Hamilton’s Integral and Lagrange’s Second Form of Dynamical Equations

Abstract

One can substitute another principle in place of the principle of least action where also the first variation of an integral vanishes, and from which one can derive the differential equations of motion in a still simpler way than from the principle of least action. It appears that this principle had not been noticed earlier, because here in general one does not obtain a minimum with the vanishing of the variation, as it happens in the case of the principle of least action.

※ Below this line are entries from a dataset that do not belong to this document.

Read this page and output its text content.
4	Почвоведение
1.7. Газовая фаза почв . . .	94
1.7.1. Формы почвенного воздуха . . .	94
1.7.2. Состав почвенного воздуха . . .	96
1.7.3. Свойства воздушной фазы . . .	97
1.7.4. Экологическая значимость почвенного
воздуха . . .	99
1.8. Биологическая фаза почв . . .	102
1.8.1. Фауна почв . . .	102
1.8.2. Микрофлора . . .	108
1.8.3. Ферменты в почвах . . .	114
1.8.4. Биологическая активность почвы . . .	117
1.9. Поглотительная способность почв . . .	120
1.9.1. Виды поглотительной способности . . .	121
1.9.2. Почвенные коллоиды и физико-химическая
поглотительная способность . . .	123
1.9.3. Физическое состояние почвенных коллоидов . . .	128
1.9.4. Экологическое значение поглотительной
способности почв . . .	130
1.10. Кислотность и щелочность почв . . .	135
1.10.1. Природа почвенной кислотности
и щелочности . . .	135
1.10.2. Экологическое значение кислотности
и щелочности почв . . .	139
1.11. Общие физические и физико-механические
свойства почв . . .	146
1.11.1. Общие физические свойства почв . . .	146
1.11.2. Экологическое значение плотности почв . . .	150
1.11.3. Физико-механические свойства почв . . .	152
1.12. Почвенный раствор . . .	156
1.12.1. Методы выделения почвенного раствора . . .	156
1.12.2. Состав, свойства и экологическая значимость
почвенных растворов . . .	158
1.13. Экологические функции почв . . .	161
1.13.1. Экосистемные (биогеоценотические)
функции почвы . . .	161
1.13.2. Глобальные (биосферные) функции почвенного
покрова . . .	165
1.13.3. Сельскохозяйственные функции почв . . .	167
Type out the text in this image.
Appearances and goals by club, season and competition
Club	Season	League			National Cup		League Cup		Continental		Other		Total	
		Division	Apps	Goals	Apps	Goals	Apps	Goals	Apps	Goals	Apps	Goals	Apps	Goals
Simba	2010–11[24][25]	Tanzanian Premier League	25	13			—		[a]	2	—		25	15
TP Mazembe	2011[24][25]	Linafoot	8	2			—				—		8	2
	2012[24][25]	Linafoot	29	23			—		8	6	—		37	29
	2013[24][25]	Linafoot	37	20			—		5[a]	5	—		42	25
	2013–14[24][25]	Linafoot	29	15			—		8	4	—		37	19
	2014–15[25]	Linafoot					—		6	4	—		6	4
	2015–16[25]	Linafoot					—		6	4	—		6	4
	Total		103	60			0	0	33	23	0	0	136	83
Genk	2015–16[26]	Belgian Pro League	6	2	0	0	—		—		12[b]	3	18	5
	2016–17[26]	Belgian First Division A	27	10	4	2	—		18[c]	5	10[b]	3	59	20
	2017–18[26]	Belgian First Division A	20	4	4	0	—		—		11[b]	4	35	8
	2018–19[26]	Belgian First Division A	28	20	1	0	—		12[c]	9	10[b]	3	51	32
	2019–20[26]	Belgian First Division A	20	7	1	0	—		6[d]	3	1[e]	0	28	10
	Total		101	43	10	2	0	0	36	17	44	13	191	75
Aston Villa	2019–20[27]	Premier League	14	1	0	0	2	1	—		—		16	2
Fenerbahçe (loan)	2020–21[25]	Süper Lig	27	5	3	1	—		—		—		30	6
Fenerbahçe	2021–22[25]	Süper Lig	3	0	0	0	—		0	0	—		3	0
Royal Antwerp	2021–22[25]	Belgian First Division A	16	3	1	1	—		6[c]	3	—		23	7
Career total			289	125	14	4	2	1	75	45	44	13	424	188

Hamilton is the first to have started out from this principle. We shall use it to formulate the equations of motion in the form Lagrange has given them in Mecanique Analytique. Let, first, the forces X _i , Y _i , Z _i be the partial derivatives of a function U; further let T be half the ‘vis viva’, i.e.,

$$T = \frac{1} {2}\sum {{m_i}v_i^2} = \frac{1} {2}\sum {{m_i}\left\{ {{{\left( {\frac{{d{x_i}}} {{dt}}} \right)}^2} + {{\left( {\frac{{d{y_i}}} {{dt}}} \right)}^2} + {{\left( {\frac{{d{z_i}}} {{dt}}} \right)}^2}} \right\}}$$

; then the new principle is contained in the equation

$$\delta \int {\left( {T + U} \right)dt = 0}$$

((8.1))

. This principle is more general in comparision with that of least action in so far as here U can depend on t explicitly, which was excluded in the earlier principle. There the time had to be eliminated through the principle of vis viva, which holds only when U does not contain t explicitly.